Though the BRS appears to have lost the support of the politically influential Reddy community, the votes may get divided between the BJP, Congress and others. The same is likely to happen with the backward classes, who constitute 50 per cent of the voters.
Unfazed by the BJP’s emergence as the main challenger, KCR remains confident that the BRS will retain power by winning more than 100 seats in the 119-member Assembly.
“The BRS party will win more than 100 in the next election,” he told a BRS general body meeting on April 27 to mark the party’s formation day.
“Coming to power again in Telangana is not a big task. The priority is to win more seats than before,” he told the participants including ministers, MPs and state legislators.
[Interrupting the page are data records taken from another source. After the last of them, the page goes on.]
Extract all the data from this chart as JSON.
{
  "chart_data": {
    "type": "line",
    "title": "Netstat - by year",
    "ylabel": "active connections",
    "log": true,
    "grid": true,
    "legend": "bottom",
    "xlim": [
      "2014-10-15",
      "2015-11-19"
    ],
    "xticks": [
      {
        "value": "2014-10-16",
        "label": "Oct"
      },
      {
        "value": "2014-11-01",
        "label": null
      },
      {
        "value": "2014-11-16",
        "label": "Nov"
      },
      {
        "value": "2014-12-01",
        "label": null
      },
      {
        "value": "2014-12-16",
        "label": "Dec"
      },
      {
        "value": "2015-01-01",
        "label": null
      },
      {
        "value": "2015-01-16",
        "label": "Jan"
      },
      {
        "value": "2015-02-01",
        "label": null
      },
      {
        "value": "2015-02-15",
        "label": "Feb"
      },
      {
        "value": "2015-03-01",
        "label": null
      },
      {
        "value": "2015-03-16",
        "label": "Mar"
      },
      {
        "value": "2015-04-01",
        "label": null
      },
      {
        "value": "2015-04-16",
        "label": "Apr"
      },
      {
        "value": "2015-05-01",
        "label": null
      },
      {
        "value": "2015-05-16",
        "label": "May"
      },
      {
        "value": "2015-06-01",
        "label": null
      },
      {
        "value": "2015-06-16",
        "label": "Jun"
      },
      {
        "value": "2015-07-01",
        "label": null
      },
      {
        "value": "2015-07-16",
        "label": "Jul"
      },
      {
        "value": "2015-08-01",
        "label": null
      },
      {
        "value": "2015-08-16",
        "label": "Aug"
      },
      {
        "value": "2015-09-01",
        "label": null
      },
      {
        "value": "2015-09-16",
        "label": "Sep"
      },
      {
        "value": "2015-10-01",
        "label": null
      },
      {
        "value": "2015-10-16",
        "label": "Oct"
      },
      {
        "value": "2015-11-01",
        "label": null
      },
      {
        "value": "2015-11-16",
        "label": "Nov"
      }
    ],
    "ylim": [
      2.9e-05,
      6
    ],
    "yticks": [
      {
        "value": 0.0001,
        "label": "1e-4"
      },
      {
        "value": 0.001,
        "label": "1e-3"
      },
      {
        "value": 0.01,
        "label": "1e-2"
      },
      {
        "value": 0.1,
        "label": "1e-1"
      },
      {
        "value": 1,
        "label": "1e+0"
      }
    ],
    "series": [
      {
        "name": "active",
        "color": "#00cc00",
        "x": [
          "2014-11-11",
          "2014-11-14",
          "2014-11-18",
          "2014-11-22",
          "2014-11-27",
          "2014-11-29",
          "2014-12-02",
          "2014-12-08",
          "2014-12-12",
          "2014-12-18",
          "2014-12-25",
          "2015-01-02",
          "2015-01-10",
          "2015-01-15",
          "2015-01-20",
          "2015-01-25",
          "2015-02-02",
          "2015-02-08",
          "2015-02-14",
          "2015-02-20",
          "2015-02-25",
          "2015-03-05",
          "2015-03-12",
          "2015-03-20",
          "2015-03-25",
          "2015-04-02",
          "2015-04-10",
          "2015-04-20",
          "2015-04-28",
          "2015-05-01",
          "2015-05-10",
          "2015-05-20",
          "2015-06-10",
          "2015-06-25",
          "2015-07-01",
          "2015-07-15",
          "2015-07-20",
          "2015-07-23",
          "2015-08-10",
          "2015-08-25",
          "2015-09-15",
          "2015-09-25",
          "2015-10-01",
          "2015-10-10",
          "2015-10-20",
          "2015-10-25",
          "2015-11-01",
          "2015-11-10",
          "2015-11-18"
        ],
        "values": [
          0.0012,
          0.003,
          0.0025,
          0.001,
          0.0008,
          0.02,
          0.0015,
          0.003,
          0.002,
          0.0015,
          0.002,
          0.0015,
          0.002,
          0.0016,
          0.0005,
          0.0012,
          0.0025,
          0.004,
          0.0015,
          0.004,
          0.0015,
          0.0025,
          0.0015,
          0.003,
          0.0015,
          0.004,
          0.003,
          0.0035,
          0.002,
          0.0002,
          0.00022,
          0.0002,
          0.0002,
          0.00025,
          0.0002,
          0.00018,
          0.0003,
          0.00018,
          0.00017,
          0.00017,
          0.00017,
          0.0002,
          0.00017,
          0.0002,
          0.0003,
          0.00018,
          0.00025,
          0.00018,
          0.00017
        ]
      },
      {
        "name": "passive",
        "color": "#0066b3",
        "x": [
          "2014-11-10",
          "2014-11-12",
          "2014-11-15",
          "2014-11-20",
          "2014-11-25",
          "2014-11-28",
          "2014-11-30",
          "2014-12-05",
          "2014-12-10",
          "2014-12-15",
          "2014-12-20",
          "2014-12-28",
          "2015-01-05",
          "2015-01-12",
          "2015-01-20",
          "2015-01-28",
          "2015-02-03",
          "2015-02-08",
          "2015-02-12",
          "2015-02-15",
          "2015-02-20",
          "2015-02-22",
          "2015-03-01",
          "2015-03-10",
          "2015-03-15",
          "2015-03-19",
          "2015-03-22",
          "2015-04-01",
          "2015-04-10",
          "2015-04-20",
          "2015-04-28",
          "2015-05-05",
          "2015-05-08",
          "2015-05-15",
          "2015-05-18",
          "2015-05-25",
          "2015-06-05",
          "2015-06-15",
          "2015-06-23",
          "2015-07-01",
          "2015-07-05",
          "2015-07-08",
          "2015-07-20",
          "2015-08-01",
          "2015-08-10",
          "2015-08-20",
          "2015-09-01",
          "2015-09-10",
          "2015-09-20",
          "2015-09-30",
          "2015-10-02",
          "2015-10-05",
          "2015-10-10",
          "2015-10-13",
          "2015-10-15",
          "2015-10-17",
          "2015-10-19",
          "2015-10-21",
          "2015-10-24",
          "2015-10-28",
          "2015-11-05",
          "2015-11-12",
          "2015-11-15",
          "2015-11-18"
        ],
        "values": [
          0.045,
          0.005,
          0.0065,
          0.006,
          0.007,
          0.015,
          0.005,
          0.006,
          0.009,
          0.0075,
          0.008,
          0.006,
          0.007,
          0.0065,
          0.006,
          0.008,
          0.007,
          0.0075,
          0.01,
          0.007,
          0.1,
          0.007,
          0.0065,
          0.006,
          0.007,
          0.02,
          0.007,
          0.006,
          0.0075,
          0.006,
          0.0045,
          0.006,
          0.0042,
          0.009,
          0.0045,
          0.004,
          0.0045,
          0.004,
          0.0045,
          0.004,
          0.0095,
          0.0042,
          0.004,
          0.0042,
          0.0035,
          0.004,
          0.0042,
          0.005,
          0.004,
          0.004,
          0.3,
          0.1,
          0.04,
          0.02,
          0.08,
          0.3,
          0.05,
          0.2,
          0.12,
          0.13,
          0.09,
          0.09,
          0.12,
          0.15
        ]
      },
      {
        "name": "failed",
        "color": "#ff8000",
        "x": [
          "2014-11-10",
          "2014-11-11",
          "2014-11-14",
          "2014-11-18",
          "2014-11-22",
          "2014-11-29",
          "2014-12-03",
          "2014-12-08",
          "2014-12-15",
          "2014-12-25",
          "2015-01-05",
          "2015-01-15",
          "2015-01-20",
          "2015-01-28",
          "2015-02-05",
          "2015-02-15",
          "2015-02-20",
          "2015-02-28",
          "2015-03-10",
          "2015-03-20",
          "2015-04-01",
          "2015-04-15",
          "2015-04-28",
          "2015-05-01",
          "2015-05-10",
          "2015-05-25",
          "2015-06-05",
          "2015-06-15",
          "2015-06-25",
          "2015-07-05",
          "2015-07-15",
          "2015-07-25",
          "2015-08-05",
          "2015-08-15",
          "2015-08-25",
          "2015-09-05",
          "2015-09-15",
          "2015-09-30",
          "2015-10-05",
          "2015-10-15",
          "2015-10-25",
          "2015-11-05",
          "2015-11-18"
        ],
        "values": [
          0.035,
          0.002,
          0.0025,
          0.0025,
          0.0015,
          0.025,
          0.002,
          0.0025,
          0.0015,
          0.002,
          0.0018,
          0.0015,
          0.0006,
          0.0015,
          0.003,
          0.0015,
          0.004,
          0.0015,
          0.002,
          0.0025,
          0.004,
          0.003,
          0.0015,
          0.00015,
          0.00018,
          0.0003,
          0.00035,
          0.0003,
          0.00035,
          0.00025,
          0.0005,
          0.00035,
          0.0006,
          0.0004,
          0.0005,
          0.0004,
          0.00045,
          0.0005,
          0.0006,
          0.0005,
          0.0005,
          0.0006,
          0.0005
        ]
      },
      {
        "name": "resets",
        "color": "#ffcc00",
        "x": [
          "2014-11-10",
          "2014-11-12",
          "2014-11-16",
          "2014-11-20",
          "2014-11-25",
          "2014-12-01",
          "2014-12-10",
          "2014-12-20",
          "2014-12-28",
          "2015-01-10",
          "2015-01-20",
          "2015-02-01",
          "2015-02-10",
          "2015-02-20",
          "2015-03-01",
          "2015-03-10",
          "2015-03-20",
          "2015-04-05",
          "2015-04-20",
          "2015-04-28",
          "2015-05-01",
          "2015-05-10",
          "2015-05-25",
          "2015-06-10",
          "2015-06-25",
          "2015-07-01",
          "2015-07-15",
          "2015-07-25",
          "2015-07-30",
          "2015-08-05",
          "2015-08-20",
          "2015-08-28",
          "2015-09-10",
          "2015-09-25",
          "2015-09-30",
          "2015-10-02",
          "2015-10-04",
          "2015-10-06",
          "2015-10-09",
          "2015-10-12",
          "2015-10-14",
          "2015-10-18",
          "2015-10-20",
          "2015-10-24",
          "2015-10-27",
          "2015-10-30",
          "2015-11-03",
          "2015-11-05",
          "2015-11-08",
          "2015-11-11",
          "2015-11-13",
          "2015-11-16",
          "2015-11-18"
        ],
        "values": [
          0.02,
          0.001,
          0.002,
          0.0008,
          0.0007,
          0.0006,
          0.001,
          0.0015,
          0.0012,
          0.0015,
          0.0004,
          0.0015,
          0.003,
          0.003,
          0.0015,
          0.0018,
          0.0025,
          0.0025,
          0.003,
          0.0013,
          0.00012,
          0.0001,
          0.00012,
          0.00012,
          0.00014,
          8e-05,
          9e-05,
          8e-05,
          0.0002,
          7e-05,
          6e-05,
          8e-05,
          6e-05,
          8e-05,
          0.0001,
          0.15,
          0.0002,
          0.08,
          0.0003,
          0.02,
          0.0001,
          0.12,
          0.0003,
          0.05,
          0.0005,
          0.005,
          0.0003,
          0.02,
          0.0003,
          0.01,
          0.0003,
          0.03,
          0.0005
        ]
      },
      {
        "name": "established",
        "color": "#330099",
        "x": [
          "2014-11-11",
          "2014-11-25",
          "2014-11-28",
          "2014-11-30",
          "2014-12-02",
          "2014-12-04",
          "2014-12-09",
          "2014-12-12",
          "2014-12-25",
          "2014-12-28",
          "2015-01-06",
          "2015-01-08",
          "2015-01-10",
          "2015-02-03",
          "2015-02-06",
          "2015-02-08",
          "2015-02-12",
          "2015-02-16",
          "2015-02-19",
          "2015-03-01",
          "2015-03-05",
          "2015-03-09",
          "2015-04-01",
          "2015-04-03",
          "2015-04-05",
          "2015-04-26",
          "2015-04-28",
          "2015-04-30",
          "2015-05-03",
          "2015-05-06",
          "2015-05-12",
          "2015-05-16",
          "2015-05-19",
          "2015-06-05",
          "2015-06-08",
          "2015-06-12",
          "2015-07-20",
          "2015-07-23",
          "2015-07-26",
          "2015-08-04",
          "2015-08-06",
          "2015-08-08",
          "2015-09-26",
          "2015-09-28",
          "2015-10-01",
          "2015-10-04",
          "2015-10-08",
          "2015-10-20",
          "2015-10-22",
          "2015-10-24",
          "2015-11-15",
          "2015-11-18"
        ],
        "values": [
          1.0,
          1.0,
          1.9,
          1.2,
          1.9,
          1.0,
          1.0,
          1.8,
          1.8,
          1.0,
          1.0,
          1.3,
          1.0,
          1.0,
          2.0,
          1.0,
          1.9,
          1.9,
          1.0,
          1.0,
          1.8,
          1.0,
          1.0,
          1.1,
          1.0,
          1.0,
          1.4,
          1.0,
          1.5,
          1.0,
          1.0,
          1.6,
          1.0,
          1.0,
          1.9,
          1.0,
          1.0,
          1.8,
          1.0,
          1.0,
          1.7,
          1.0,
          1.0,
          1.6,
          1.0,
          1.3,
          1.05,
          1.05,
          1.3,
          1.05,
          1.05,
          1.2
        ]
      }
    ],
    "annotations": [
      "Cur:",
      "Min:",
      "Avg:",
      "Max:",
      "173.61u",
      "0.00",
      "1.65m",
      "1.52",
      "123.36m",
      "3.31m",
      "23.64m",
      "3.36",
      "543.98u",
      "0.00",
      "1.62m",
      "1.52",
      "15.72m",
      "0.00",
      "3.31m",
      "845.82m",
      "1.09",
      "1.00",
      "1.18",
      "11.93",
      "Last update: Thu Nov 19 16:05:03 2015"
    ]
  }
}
The BRS had bagged 63 seats in the 2014 election and improved its tally to 88 in 2018. With the defection of several MLAs including a dozen from the Congress, the BRS increased its strength to over 100.
KCR used the occasion to pull up some MLAs over complaints of wrongdoing against them. He warned them that if they did not mend their ways, they would be expelled from the party.
The BRS also asked the party leaders to take steps to reduce discontent among the cadre. He wanted them to educate the people about the government schemes, interact with them and mingle with them regularly.
BRS leaders remain hopeful that with the anti-incumbency votes getting divided among the Congress, BJP and other players, the BRS may not find it difficult to retain power.